Озман вдруг выдохнул:
— Вы забрали их всех. Вы забрали их всех, глава, — он снова подался вперёд, на этот раз с каким-то восхищением вглядываясь в меня. — Вы не хотели брать их всех, изо всех сил пытались с ними поссориться. Всерьёз, а не делая вид. Но у вас не вышло сделать это во дворе, а затем…
Озман выпрямился, огляделся. Мы сидели под двумя формациями в том же самом многострадальном зале. Его пытались привести в порядок, но свежий пол на месте уничтоженного бросался в глаза, как и прочие следы вроде той же пыли и прочего.
— Это не просто недопонимание или выражение недовольства, как выставили это олухи из рабочих, — выдохнул Озман. — Это почти что полноценная схватка, когда обе стороны вынужденно ограничивали свои возможности.
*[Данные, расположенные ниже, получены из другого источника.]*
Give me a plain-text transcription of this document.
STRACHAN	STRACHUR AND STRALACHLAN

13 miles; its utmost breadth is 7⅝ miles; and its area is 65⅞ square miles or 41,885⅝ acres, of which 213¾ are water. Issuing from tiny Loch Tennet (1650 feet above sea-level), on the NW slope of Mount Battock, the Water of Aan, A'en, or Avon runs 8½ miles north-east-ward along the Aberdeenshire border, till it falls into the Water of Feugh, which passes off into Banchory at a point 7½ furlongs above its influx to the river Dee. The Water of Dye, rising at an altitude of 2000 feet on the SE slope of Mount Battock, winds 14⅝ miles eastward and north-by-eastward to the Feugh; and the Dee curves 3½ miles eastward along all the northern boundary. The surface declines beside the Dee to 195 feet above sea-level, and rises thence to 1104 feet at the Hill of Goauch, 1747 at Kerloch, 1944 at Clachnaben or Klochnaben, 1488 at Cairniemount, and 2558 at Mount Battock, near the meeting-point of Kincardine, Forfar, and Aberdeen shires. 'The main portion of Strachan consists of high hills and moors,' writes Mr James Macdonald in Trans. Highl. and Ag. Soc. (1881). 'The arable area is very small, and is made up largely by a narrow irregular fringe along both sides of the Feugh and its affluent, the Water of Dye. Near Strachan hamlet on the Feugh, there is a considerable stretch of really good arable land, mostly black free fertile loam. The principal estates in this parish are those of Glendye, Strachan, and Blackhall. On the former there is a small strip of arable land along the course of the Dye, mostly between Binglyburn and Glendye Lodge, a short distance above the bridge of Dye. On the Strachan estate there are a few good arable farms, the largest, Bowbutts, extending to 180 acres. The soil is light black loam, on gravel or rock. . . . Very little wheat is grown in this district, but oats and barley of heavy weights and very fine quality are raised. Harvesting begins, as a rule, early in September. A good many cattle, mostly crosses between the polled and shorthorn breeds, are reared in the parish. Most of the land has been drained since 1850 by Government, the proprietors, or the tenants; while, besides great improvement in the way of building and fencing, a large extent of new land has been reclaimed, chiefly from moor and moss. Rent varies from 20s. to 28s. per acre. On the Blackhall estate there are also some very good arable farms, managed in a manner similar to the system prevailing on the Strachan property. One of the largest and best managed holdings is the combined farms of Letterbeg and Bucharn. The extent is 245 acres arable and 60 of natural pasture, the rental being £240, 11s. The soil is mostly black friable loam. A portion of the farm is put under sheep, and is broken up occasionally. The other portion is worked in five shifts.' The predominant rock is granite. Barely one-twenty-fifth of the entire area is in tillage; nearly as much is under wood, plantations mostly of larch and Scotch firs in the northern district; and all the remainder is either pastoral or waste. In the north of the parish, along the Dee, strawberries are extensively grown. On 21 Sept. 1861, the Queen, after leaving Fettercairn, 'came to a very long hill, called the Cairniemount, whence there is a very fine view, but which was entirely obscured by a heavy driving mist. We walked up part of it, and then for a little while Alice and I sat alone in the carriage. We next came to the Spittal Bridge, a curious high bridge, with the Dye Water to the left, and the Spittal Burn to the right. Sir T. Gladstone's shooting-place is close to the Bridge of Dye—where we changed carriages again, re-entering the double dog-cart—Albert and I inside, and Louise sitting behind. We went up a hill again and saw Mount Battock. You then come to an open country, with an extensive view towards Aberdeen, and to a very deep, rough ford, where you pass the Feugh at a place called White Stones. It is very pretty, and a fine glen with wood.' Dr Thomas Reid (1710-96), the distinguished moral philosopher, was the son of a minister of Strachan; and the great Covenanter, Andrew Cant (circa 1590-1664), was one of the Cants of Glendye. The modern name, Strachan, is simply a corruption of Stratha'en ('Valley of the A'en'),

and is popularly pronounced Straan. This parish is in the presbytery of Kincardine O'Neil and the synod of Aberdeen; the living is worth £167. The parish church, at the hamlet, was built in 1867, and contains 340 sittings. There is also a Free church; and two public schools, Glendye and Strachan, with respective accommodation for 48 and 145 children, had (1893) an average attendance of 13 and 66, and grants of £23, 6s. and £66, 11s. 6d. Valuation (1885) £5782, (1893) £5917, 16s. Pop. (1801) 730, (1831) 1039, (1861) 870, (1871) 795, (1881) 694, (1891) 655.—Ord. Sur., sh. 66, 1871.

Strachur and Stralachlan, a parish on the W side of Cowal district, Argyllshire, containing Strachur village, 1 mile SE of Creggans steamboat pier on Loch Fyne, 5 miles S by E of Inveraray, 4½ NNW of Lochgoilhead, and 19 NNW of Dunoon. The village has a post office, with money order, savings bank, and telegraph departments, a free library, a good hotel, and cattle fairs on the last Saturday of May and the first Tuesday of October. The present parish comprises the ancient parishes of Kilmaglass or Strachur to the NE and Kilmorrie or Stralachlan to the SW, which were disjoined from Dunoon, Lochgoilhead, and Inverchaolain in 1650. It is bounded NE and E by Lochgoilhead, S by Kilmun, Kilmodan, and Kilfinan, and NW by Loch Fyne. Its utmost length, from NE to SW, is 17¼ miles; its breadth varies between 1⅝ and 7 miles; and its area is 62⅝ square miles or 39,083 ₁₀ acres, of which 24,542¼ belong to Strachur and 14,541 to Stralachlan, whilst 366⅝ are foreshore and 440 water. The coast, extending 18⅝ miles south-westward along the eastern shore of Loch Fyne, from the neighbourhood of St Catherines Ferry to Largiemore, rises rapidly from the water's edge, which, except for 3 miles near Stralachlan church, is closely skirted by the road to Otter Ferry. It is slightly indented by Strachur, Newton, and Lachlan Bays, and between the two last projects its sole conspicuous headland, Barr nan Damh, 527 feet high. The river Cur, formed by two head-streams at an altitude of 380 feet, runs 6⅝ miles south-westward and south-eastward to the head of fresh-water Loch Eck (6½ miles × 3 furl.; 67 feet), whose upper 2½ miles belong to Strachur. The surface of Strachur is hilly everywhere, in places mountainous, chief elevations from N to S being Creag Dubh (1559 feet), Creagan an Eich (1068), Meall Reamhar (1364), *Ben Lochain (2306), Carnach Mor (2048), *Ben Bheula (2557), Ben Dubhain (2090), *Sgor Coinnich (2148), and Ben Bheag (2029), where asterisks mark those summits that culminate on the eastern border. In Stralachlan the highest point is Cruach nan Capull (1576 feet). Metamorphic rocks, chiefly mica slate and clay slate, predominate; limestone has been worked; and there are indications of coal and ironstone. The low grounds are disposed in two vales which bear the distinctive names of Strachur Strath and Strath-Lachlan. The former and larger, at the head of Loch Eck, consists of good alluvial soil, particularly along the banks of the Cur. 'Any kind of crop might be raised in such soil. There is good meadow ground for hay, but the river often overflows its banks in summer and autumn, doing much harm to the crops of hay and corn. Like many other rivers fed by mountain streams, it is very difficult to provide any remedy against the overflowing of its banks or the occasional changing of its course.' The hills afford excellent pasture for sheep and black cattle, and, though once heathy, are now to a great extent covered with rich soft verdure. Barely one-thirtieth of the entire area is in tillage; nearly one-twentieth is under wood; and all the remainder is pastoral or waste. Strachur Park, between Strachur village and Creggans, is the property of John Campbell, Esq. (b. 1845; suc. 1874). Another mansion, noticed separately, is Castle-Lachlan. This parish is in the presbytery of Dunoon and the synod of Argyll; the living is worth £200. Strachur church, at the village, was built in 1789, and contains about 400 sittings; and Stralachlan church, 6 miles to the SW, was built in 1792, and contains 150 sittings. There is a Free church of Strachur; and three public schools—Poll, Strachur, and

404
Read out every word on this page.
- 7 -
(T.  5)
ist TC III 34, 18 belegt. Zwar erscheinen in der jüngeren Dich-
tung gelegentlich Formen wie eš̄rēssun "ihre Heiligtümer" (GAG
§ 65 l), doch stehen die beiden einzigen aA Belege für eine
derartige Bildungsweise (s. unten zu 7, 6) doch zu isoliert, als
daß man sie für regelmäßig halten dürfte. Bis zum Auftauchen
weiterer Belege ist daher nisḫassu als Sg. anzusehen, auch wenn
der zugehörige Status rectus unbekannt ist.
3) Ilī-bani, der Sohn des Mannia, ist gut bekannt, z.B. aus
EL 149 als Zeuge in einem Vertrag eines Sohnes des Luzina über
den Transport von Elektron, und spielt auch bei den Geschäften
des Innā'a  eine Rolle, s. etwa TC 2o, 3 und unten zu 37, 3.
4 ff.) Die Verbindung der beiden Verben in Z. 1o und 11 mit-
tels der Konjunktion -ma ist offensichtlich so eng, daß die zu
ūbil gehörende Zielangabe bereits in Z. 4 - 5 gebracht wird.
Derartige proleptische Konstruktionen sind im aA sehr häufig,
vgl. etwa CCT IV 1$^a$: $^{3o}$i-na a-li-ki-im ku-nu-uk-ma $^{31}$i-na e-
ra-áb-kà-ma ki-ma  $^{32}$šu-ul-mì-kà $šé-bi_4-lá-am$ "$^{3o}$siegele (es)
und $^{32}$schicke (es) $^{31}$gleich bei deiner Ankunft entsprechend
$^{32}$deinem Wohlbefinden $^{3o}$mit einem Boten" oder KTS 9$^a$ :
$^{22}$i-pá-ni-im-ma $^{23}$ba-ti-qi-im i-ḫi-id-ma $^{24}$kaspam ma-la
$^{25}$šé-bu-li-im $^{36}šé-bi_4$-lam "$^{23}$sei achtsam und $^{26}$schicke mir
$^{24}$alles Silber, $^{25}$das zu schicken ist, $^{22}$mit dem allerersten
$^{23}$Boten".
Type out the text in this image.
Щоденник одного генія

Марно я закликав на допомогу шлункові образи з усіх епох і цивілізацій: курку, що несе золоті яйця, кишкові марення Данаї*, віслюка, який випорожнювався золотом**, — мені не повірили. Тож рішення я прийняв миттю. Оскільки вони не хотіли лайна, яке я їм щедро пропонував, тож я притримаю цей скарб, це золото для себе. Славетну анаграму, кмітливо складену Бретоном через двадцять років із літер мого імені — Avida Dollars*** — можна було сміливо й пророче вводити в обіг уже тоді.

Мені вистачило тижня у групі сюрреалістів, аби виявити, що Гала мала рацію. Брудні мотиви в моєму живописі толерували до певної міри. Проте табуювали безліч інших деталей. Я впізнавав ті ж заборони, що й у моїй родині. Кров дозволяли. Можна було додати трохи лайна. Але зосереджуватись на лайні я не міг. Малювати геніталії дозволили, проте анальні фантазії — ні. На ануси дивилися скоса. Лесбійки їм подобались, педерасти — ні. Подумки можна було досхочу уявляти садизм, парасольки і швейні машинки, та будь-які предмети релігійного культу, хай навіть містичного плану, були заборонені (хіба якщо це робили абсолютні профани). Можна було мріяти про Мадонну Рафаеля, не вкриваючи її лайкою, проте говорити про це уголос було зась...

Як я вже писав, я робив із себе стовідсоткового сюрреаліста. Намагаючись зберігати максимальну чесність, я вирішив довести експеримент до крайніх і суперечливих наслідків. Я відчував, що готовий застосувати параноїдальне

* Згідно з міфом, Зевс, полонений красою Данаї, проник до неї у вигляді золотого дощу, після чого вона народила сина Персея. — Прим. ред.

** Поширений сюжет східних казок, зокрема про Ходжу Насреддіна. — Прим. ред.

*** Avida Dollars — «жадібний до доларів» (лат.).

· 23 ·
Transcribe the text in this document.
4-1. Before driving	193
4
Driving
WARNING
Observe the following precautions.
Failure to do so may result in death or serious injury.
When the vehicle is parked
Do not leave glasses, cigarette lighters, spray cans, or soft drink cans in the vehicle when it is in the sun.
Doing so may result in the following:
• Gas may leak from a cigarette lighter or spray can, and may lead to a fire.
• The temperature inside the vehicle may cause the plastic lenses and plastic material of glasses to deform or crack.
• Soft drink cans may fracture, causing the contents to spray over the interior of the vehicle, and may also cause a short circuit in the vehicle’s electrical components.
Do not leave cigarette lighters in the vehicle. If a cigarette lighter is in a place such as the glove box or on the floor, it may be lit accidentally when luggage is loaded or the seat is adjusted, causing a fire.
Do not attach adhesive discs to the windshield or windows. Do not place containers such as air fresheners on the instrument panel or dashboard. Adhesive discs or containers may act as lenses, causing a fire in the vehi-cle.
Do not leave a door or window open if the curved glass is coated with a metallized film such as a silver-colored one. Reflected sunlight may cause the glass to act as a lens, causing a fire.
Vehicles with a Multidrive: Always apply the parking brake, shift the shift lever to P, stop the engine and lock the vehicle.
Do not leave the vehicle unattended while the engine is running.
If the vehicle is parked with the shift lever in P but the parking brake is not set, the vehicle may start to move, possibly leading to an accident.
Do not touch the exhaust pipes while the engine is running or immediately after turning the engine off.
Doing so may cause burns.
Здесь вы заполучили верность их всех. Или почти всех. Что вы могли сказать для подобного, что вы могли сделать орденцам Небесного Меча, которые половину столетия фанатично пытались искупить вину своих старших? — он обернулся на меня. Бледный, с горящими глазами, сглотнув, выдохнул. — Вы дали им новую цель? — не дожидаясь моего ответа, ответил сам. — Да. Я прав. Вы нашли среди них настоящего предателя и дали им новую цель. Вы убедили их свергнуть Императора!
Я выпучил глаза. Как мы настолько далеко зашли с этим разговором? Какой ещё свергнуть Императора? Где мы и где Небесный Воин?